WEST LAFAYETTE, Ind. — Was there any other way for Marquette men’s basketball to finish its nonconference slate?
It kicked off — after two buy game victories — with the Golden Eagles ceding 100 points in their first match against a high major opponent. It continued with them dropping two straight home games for the first time since head coach Shaka Smart’s first year in Milwaukee. It entered its last legs with a near buy game defeat and another besting at the hands of their in-state rival.
So it should come as little surprise Marquette (5-6) capped off its final game before Big East play with another defeat, this time 79-59, at the hands of No. 6 Purdue Saturday afternoon inside Mackey Arena. It means the Golden Eagles enter conference play under .500 for the first time in 25 years.
“There’s a lot we want to focus on,” Smart said. “We’re going to keep pounding the rock, I promise you that. And our guys will get better. We will grow.
“I think most importantly, just in terms of our spirit and energy, it’s got to be ‘Marquette.’ It’s got to be who we are, who we’ve been where we’ve been at our best.”
The Golden Eagles brought with them to Indiana the same issues that put them in this record-low position: poor shooting and rebounding, little paint presence and inconsistent spurts of play.
Starting with the shooting and rebounding struggles, Marquette finished 20-for-61 from the floor, 8-for-31 on threes and 6-for-12 on layups. Purdue shot 30-for-56 overall, 10-for-12 on layups and made 7 of its 23 shots from beyond the arc. The Golden Eagles lost the battle on the glass 38-29.
“Good shots we do go get we have to make a higher percentage of,” Smart said. “We got to continue to work on finishing in those plays, making layups, making open threes.”
Now, the little paint presence. Boilermaker big man Oscar Cluff had his way under the basket, posting a 22-point, 11-rebound double-double — both game-highs — on 100% shooting.

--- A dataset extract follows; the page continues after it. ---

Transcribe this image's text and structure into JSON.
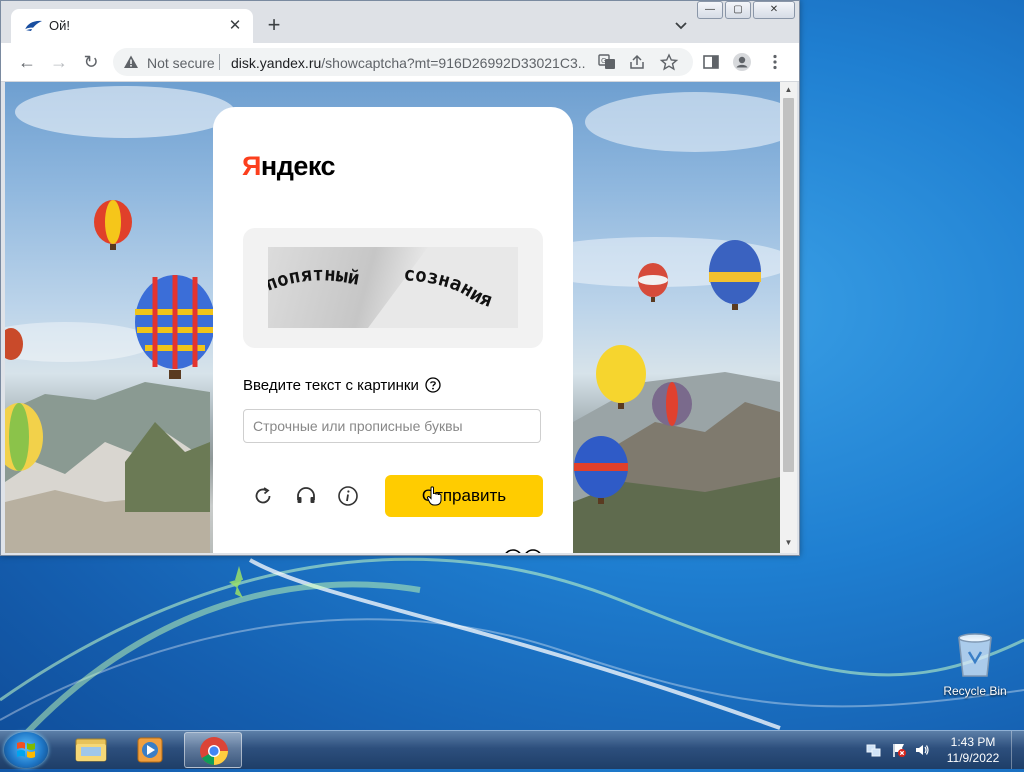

As a team, the black & gold had 14 more paint points than the blue & gold, 36-22.
“A combination of his ability to work for position early and then what he did when he got the ball,” Smart said of Cluff. “That was the difference in the game: Cluff’s ability to get the ball in the post and score, and then their ability to rebound on the times where we did double the post.”
And finally, the inability to play 40 minutes of winning basketball. Marquette had multiple four-plus minute stretches with zero points, giving Purdue an early stranglehold.
The Boilermakers scored 12-straight to lead 21-10 with 9:08 left in the first half. Then, after the Golden Eagles’ defense brought the deficit back into single digits and provided momentum, they gave up a 9-0 run to trail 37-21 at halftime.
If Marquette was not already on-the-ropes enough, it opened the second half shooting 2-for-9 and 1-for-4 from deep, while Purdue went 7-of-10 to further extend its advantage.
Despite a 12-2 run over the final 3:35 and Royce Parham’s career-high 19 points on 7-of-15 shooting, the Golden Eagles were unable to avoid yet another high major defeat and the 2025-26 bar dropped even lower.
The calculus of Marquette’s solutions minus its problems ended with the blue & gold’s 20-point loss defying even the oddsmakers, who placed the line at Boilermakers -18.5.
The Golden Eagles now begin a difficult 20-game stretch of Big East play on Wednesday against Georgetown (7-3) at Fiserv Forum.
“Like coach said earlier to us, it’s just a whole new start of the season,” senior forward Ben Gold said. “Nonconference is done. Now it’s 0-0 in conference. So, going into that with the mindset of how much this really matters to us, this next 2-3 week period is what makes us.”